The checklist is an important measure to implement volume because increasing volume should bring some stability back to the market, unless that volume is the result of a decline in interest rates, which could lead to an increase in demand.

providing energetic is trending
If we want to see additional stability for consumers, an increase in fresh record volumes needs to be coupled with an increase in active record supply as it shows that demand is lagging fresh supply, which is important for additional market stability.
We have had a significant increase in record numbers in 3 of the last 4 months, plus we have seen an increase in active record supply in each of the better DC departments in each of the last four months and in Northern Virginia in the last two months. Active record supply in the improved DC department has increased by only one alternate week in four consecutive months since 2016. In Northern Virginia, active record supply has increased for four consecutive months on only three occasions since 2016.

Months of providing 5 are similar to past highs
Months of Supply (MoS) is a better market indicator that combines supply and demand metrics into a single measurement. The upper MoS favors consumers and the lower MoS favors dealers. According to economists, a balanced market actually has about six MoS, although we don’t fall into any of those MoS here, except for a few small sub-markets (e.g. $2M+ houses).
MoS has been slowly expanding locally since exhausting 1-2 weeks of supply in early 2022 and is reading 1.3 MoS and 1.74 MoS for Northern Virginia and Greater DC Department of Energy in May 2024, respectively. We have the best readings. In a week (a little bit) from October 2019.

Presidential election sidelines conservatives
In addition to the usual seasonal second half slowdown and the market developments mentioned above, we’re also looking at a fraught presidential election cycle, no matter which side you’re on. It’s common for consumers to be cautious in the election months and take a wait-and-see approach, and I think we’ll enjoy another final version of that this year. The good news is that once the elections are over, things temporarily return to normal in the residential sector.

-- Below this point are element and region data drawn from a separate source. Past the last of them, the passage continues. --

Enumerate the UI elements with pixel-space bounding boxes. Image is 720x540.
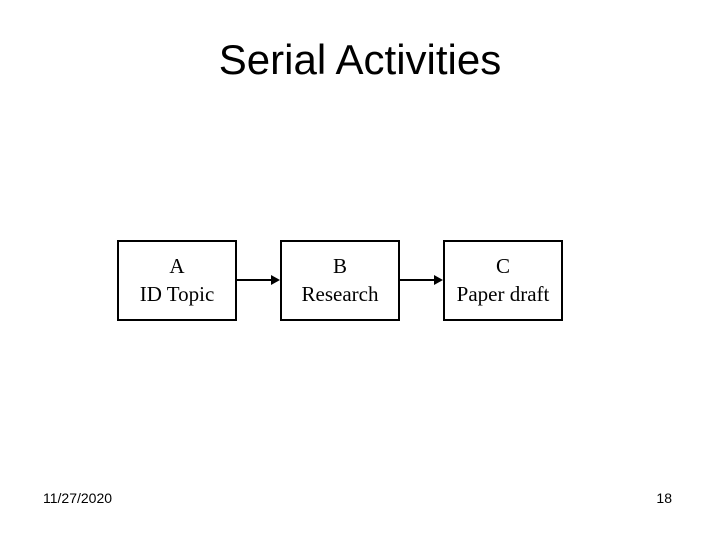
flowchart-node-b: B Research bbox=[280, 240, 400, 321]
flowchart-node-c: C Paper draft bbox=[443, 240, 563, 321]
arrow-a-to-b-icon bbox=[237, 275, 280, 285]
arrow-b-to-c-icon bbox=[400, 275, 443, 285]
node-c-id: C bbox=[495, 254, 510, 279]
node-b-label: Research bbox=[301, 281, 379, 306]
node-a-label: ID Topic bbox=[139, 281, 215, 306]
node-b-id: B bbox=[332, 254, 347, 279]
footer-page-number: 18 bbox=[656, 490, 672, 506]
node-c-label: Paper draft bbox=[456, 281, 550, 306]
node-a-id: A bbox=[169, 254, 185, 279]
flowchart-node-a: A ID Topic bbox=[117, 240, 237, 321]
footer-date: 11/27/2020 bbox=[43, 490, 113, 506]
slide-title: Serial Activities bbox=[218, 36, 502, 83]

Expectations for 2024 and 2025
I want to be clear, it’s not that I’m suggesting we’re headed toward a significant market correction where consumers will get bonuses at dealers, although I think it’s probably a significant 5-10%. The gains in the first half of this year get erased in the second half (possibly 2-5%) as festivals fall, supplies tighten, and dealers become more eager to barter. Alternatively, we will still be able to significantly under-supply, and have a steady supply of demand for housing in our pocket which could keep the market buoyant despite my expectations for a change in market conditions.

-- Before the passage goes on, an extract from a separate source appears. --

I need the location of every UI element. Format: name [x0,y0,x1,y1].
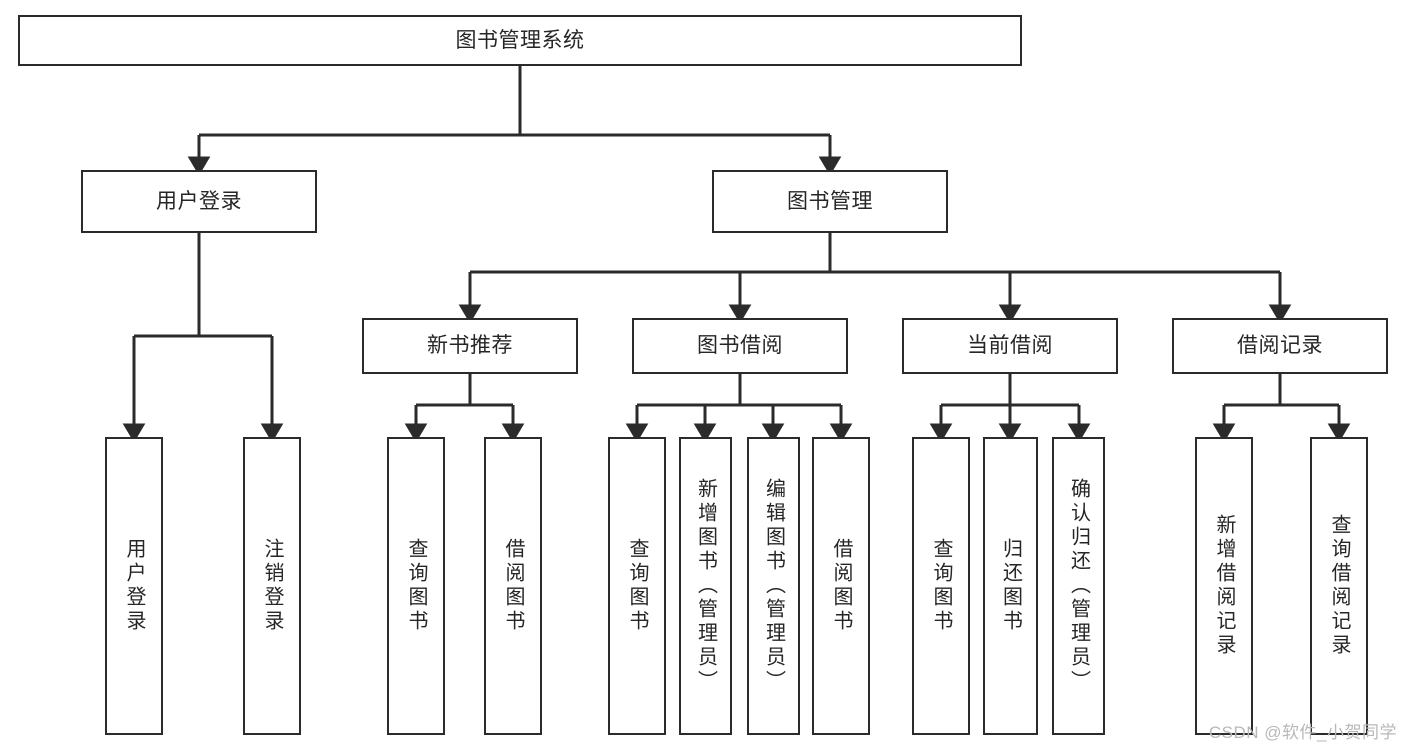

Furthermore, I do not expect those conditions to end after 2024 and I think we will be able to get back to intense competition and meaningful expansion by January 2025, as we do in most cases.

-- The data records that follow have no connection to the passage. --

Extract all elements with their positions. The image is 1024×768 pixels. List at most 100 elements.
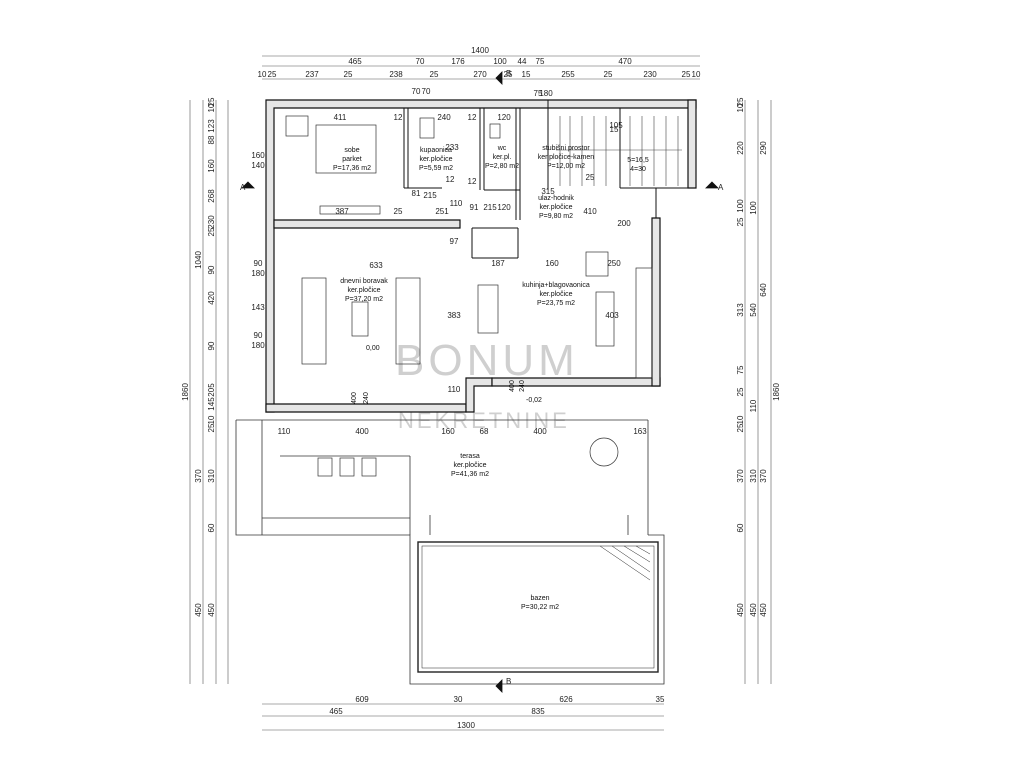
dim-interior: 120 <box>497 203 511 212</box>
watermark: BONUM NEKRETNINE <box>395 336 575 433</box>
dim-top-row1: 470 <box>618 57 632 66</box>
dim-right-inner: 450 <box>749 603 758 617</box>
dim-right-inner: 75 <box>736 365 745 374</box>
dim-right-mid: 450 <box>759 603 768 617</box>
kitchen-counter <box>635 267 653 379</box>
terrace-outline <box>235 419 665 685</box>
dim-right-inner: 313 <box>736 303 745 317</box>
room-bazen-label: bazen <box>530 595 549 602</box>
room-dnevni-label: ker.pločice <box>347 287 380 294</box>
kitchen-island <box>595 291 615 347</box>
dim-left-inner: 205 <box>207 383 216 397</box>
dim-right-inner: 450 <box>736 603 745 617</box>
dim-right-inner: 370 <box>736 469 745 483</box>
dim-bottom-row2: 30 <box>454 695 463 704</box>
room-ulaz-label: P=9,80 m2 <box>539 213 573 220</box>
dim-right-inner: 10 <box>736 415 745 424</box>
stair-label: 4=30 <box>630 166 646 173</box>
dim-bottom-row1: 465 <box>329 707 343 716</box>
section-a-left: A <box>240 183 246 192</box>
dim-top-row2: 270 <box>473 70 487 79</box>
dim-top-row1: 176 <box>451 57 465 66</box>
dim-bottom-row1: 835 <box>531 707 545 716</box>
desk <box>319 205 381 215</box>
dim-top-total: 1400 <box>471 46 489 55</box>
dim-right-inner: 60 <box>736 523 745 532</box>
dim-interior: 400 <box>355 427 369 436</box>
dim-interior: 110 <box>448 385 461 394</box>
dim-right-inner: 25 <box>736 97 745 106</box>
door-dim: 240 <box>363 392 370 404</box>
room-kupaonica-label: P=5,59 m2 <box>419 165 453 172</box>
room-dnevni-label: P=37,20 m2 <box>345 296 383 303</box>
dim-left-inner: 60 <box>207 523 216 532</box>
bed <box>315 124 377 174</box>
armchair <box>285 115 309 137</box>
dim-top-row2: 255 <box>561 70 575 79</box>
dim-interior: 12 <box>446 175 455 184</box>
dim-left-inner2: 143 <box>251 303 265 312</box>
lounger-3 <box>361 457 377 477</box>
door-dim: 400 <box>509 380 516 392</box>
level-terrace: -0,02 <box>526 397 542 404</box>
room-stubisni-label: stubišni prostor <box>542 145 590 152</box>
fridge <box>585 251 609 277</box>
dim-interior: 120 <box>497 113 511 122</box>
dim-left-total: 1860 <box>181 383 190 401</box>
dim-right-inner: 310 <box>749 469 758 483</box>
dim-interior: 187 <box>491 259 505 268</box>
dim-top-row2: 25 <box>344 70 353 79</box>
dim-interior: 70 <box>412 87 421 96</box>
dim-top-row1: 44 <box>518 57 527 66</box>
room-terasa-label: P=41,36 m2 <box>451 471 489 478</box>
dim-left-mid: 450 <box>194 603 203 617</box>
dim-interior: 91 <box>470 203 479 212</box>
room-sobe-label: parket <box>342 156 362 163</box>
dim-right-inner: 100 <box>736 199 745 213</box>
dim-top-row2: 25 <box>604 70 613 79</box>
section-markers <box>241 71 719 693</box>
dim-right-inner: 25 <box>736 217 745 226</box>
dim-top-row2: 25 <box>430 70 439 79</box>
dim-interior: 110 <box>278 427 291 436</box>
dim-left-inner: 25 <box>207 423 216 432</box>
dim-interior: 12 <box>394 113 403 122</box>
dim-left-inner: 310 <box>207 469 216 483</box>
dim-left-inner2: 160 <box>251 151 265 160</box>
room-kuhinja-label: kuhinja+blagovaonica <box>522 282 590 289</box>
dim-right-inner: 100 <box>749 201 758 215</box>
dim-top-row1: 465 <box>348 57 362 66</box>
dim-interior: 200 <box>617 219 631 228</box>
bathtub <box>419 117 435 139</box>
dim-interior: 160 <box>545 259 559 268</box>
dim-right-inner: 10 <box>736 103 745 112</box>
dim-top-row2: 15 <box>522 70 531 79</box>
room-wc-label: ker.pl. <box>493 154 512 161</box>
dim-left-inner: 145 <box>207 397 216 411</box>
dim-top-row2: 10 <box>258 70 267 79</box>
dim-interior: 215 <box>423 191 437 200</box>
dining-table <box>477 284 499 334</box>
toilet <box>489 123 501 139</box>
furniture <box>285 115 653 477</box>
dim-right-inner: 25 <box>736 387 745 396</box>
dim-left-inner: 88 <box>207 135 216 144</box>
dim-left-inner: 160 <box>207 159 216 173</box>
dim-left-inner: 90 <box>207 265 216 274</box>
sofa-right <box>395 277 421 365</box>
dim-interior: 233 <box>445 143 459 152</box>
dim-right-inner: 25 <box>736 423 745 432</box>
dim-interior: 12 <box>468 113 477 122</box>
dim-left-inner: 25 <box>207 97 216 106</box>
dim-left-inner: 10 <box>207 103 216 112</box>
room-stubisni-label: ker.pločice-kamen <box>538 154 595 161</box>
dim-interior: 633 <box>369 261 383 270</box>
dim-left-inner: 10 <box>207 415 216 424</box>
dim-interior: 180 <box>539 89 553 98</box>
lounger-2 <box>339 457 355 477</box>
dim-left-inner: 450 <box>207 603 216 617</box>
walls <box>265 99 697 413</box>
level-ground: 0,00 <box>366 345 380 352</box>
dim-left-inner2: 90 <box>254 259 263 268</box>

Of course, if interest rates start to drop to around 6% or even lower, that could potentially induce a sufficient amount of demand to reverse the trend on months of active record supply and supply, with the first portion of the value being secured. The date also increases. by the end of the year.
If you would like to talk about purchasing, promotion, investing or renting, do not hesitate to contact me. (email protected),
If you’d like to answer a question for my weekly column or talk about buying, promoting, renting or investing, please send an email to (email protected), To read any of my used posts, visit the Discuss Weblog category of my website online EliResidential.com, Call me immediately at (703) 539-2529.
Video summaries of some articles can also be found on YouTube on the Ally Residential channel.
Eli Tucker is an Authorized Realtor in Virginia, Washington DC and Maryland with RLAH Real Estate, 4040 N Fairfax Dr #10CA.